Now, I'm a believer in the protection of free speech, even when it's unpopular. However, I also believe that the right of free speech is not absolute. There's always the old example of yelling "fire" in a crowded theater, but you could also consider libel/slander laws, or even those court cases in which people were arrested for using profane language in public places. (The "cussin' canoeist" case was overturned on appeal, but people are still being charged under the same law.) We have to balance the right of individual expression with the possible harmful effect(s) it may have on others in the community.

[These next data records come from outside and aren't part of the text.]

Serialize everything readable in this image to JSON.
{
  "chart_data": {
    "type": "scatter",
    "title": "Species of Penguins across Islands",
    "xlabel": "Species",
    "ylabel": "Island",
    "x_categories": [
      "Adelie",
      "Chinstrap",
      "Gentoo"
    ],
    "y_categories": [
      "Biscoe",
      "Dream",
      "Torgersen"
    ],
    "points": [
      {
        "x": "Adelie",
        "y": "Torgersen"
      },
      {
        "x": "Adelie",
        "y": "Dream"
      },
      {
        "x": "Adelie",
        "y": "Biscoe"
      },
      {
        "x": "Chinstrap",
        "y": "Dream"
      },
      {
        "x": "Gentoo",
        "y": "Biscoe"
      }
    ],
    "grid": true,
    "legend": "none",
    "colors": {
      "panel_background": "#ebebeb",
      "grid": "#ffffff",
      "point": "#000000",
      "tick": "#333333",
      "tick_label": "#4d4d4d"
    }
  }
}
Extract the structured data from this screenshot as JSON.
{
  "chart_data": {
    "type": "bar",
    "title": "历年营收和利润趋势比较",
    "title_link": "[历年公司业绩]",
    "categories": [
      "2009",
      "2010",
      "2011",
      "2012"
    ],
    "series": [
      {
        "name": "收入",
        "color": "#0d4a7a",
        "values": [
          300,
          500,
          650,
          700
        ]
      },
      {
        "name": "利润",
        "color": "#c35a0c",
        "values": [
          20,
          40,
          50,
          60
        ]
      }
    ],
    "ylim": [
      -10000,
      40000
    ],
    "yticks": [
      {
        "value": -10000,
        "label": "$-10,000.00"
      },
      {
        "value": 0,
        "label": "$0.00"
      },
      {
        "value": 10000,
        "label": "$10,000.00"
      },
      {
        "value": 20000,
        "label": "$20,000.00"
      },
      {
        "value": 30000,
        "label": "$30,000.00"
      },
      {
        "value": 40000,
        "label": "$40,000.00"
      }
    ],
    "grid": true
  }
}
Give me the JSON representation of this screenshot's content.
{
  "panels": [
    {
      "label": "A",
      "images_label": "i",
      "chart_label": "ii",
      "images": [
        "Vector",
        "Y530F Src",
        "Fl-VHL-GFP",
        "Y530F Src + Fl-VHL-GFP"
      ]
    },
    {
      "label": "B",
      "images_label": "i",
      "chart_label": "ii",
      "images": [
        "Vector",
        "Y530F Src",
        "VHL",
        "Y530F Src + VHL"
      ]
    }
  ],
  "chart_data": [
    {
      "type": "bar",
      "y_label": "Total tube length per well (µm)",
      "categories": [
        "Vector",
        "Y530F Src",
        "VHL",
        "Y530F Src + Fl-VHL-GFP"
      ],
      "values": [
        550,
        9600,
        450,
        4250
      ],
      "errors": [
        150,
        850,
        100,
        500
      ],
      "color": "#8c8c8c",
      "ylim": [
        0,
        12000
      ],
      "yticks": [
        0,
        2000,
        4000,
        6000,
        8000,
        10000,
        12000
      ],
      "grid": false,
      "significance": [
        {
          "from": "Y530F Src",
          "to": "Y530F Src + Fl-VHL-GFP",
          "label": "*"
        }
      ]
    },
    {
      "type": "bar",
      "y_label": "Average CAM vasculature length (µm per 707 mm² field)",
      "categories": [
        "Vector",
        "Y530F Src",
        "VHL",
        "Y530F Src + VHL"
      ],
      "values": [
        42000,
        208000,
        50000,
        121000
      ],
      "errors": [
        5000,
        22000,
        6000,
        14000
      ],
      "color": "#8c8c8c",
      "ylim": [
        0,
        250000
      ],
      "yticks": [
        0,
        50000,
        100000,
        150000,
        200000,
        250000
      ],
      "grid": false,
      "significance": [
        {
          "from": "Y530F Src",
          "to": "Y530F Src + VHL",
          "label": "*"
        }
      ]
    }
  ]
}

I agree that Churchill's essay is protected under free speech. That's not what I worry about, nor what I believe that CU should be investigating. You see, Lukianoff uses Jefferson's quote to defend Churchill's right to free speech. The problem is, that same quote also, I believe, creates huge problems for Churchill and justification for CU's investigation. Jefferson says "Error of opinion may be tolerated where reason is left free to combat it," and Lukianoff uses the mass public outrage against Churchill to imply that reason has combated his "error of opinion." Jefferson is right, and in regards to the public essay, so is Lukianoff. But what about the classroom, a place where the power differential between student and professor nullifies the reason that would otherwise "combat" Ward's beliefs? Is Ward forcing his views upon his students? Is he indoctrinating them in his own radical beliefs? This is what CU should be investigating, the same as if they received word of a math professor teaching that 1+1=11, or a geography professor who continually lectures his students that the world is flat. The powers that be at CU are responsible for maintaining the integrity of the educational process. That Churchill appears to have made up his supposed Native American heritage, that he may have committed academic fraud, and that the essay in the midst of all of this has errors I wouldn't accept from my freshmen, much less a tenured professor, creates more than enough suspicion to investigate this man. Ward Churchill is an insult to those of us in higher education who do our jobs responsibly and professionally.